On in situ hydrogen sulfide evolution and catalytic scavenging in steam-based oil sands recovery processes

Abstract

In the SAGD (Steam-Assisted Gravity Drainage) process, high temperature saturated-steam is injected into an oil sands reservoir to lower the viscosity of the bitumen hosted within the reservoir. Typical steam temperatures range from 200 to 260 °C. Under these conditions, the bitumen, in presence of steam–condensate, undergoes aquathermolysis yielding H2S and CO2. Current SAGD simulation models take into account complex spatial heterogeneity of geology and oil composition and the physics of heat transfer, multiphase flow, gas solubility effects, and viscosity variations with temperature; however, few have taken the chemistry of SAGD into account. Here, we have added aquathermolysis reactions to a simulation model to understand H2S reactive zones in SAGD. Given the requirement to constrain sulfur emissions from thermal recovery processes, it is necessary to reduce H2S production to surface.

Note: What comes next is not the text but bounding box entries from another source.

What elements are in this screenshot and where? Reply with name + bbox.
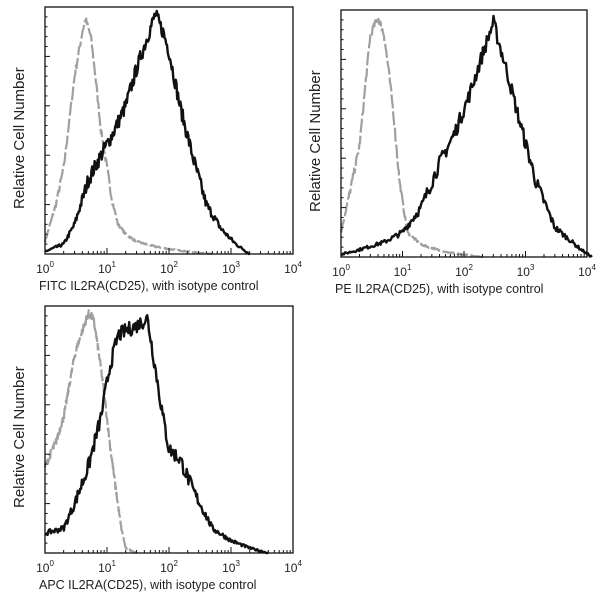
x-tick-label: 100 xyxy=(36,260,54,276)
tick-base: 10 xyxy=(160,262,174,276)
tick-exponent: 0 xyxy=(49,260,54,269)
histogram-pe: 100 101 102 103 104 PE IL2RA(CD25), with isot… xyxy=(307,9,596,296)
sample-curve xyxy=(44,314,269,555)
isotype-control-curve xyxy=(339,16,484,259)
x-tick-label: 104 xyxy=(284,260,302,276)
x-tick-label: 103 xyxy=(222,559,240,575)
isotype-control-curve xyxy=(43,309,138,554)
plot-area xyxy=(43,6,294,256)
tick-exponent: 2 xyxy=(173,559,178,568)
tick-exponent: 0 xyxy=(345,263,350,272)
x-axis-label: APC IL2RA(CD25), with isotype control xyxy=(39,578,257,592)
tick-exponent: 2 xyxy=(468,263,473,272)
tick-base: 10 xyxy=(332,265,346,279)
sample-curve xyxy=(44,9,251,256)
tick-exponent: 0 xyxy=(49,559,54,568)
plot-frame xyxy=(44,305,294,554)
isotype-control-curve xyxy=(43,17,213,255)
tick-base: 10 xyxy=(393,265,407,279)
plot-area xyxy=(339,9,593,259)
x-tick-label: 100 xyxy=(36,559,54,575)
x-tick-label: 101 xyxy=(394,263,412,279)
tick-base: 10 xyxy=(284,262,298,276)
tick-exponent: 1 xyxy=(111,260,116,269)
sample-curve xyxy=(340,14,593,258)
tick-base: 10 xyxy=(578,265,592,279)
x-tick-label: 103 xyxy=(222,260,240,276)
tick-base: 10 xyxy=(98,262,112,276)
plot-area xyxy=(43,305,294,555)
x-tick-label: 101 xyxy=(98,559,116,575)
x-tick-label: 104 xyxy=(578,263,596,279)
x-tick-label: 100 xyxy=(332,263,350,279)
tick-base: 10 xyxy=(98,561,112,575)
histogram-apc: 100 101 102 103 104 APC IL2RA(CD25), with iso… xyxy=(11,305,302,592)
tick-exponent: 4 xyxy=(297,260,302,269)
tick-exponent: 4 xyxy=(297,559,302,568)
tick-exponent: 3 xyxy=(235,559,240,568)
x-tick-label: 102 xyxy=(160,260,178,276)
tick-base: 10 xyxy=(36,262,50,276)
x-tick-label: 103 xyxy=(517,263,535,279)
x-axis-label: FITC IL2RA(CD25), with isotype control xyxy=(39,279,259,293)
tick-exponent: 1 xyxy=(111,559,116,568)
tick-exponent: 2 xyxy=(173,260,178,269)
tick-base: 10 xyxy=(160,561,174,575)
tick-base: 10 xyxy=(516,265,530,279)
x-tick-label: 104 xyxy=(284,559,302,575)
tick-exponent: 4 xyxy=(591,263,596,272)
tick-exponent: 3 xyxy=(235,260,240,269)
x-tick-label: 102 xyxy=(160,559,178,575)
y-axis-label: Relative Cell Number xyxy=(11,366,28,508)
y-axis-label: Relative Cell Number xyxy=(307,70,324,212)
tick-base: 10 xyxy=(36,561,50,575)
x-axis-label: PE IL2RA(CD25), with isotype control xyxy=(335,282,544,296)
tick-exponent: 3 xyxy=(529,263,535,272)
tick-base: 10 xyxy=(222,262,236,276)
tick-exponent: 1 xyxy=(406,263,412,272)
tick-base: 10 xyxy=(222,561,236,575)
x-tick-label: 101 xyxy=(98,260,116,276)
tick-base: 10 xyxy=(284,561,298,575)
histogram-fitc: 100 101 102 103 104 FITC IL2RA(CD25), with is… xyxy=(0,0,302,300)
x-tick-label: 102 xyxy=(455,263,473,279)
tick-base: 10 xyxy=(455,265,469,279)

The results demonstrate that injecting small amount of SO2, along with steam, initiates the Claus reaction in the reservoir which converts H2S into liquid sulfur. Thus, sulfur emissions are reduced below that of the original operation without SO2 co-injection. The ability to use in situ Claus reaction-based H2S scavenging offers an elegant way to reduce sulfur emissions from thermal oil sands recovery processes.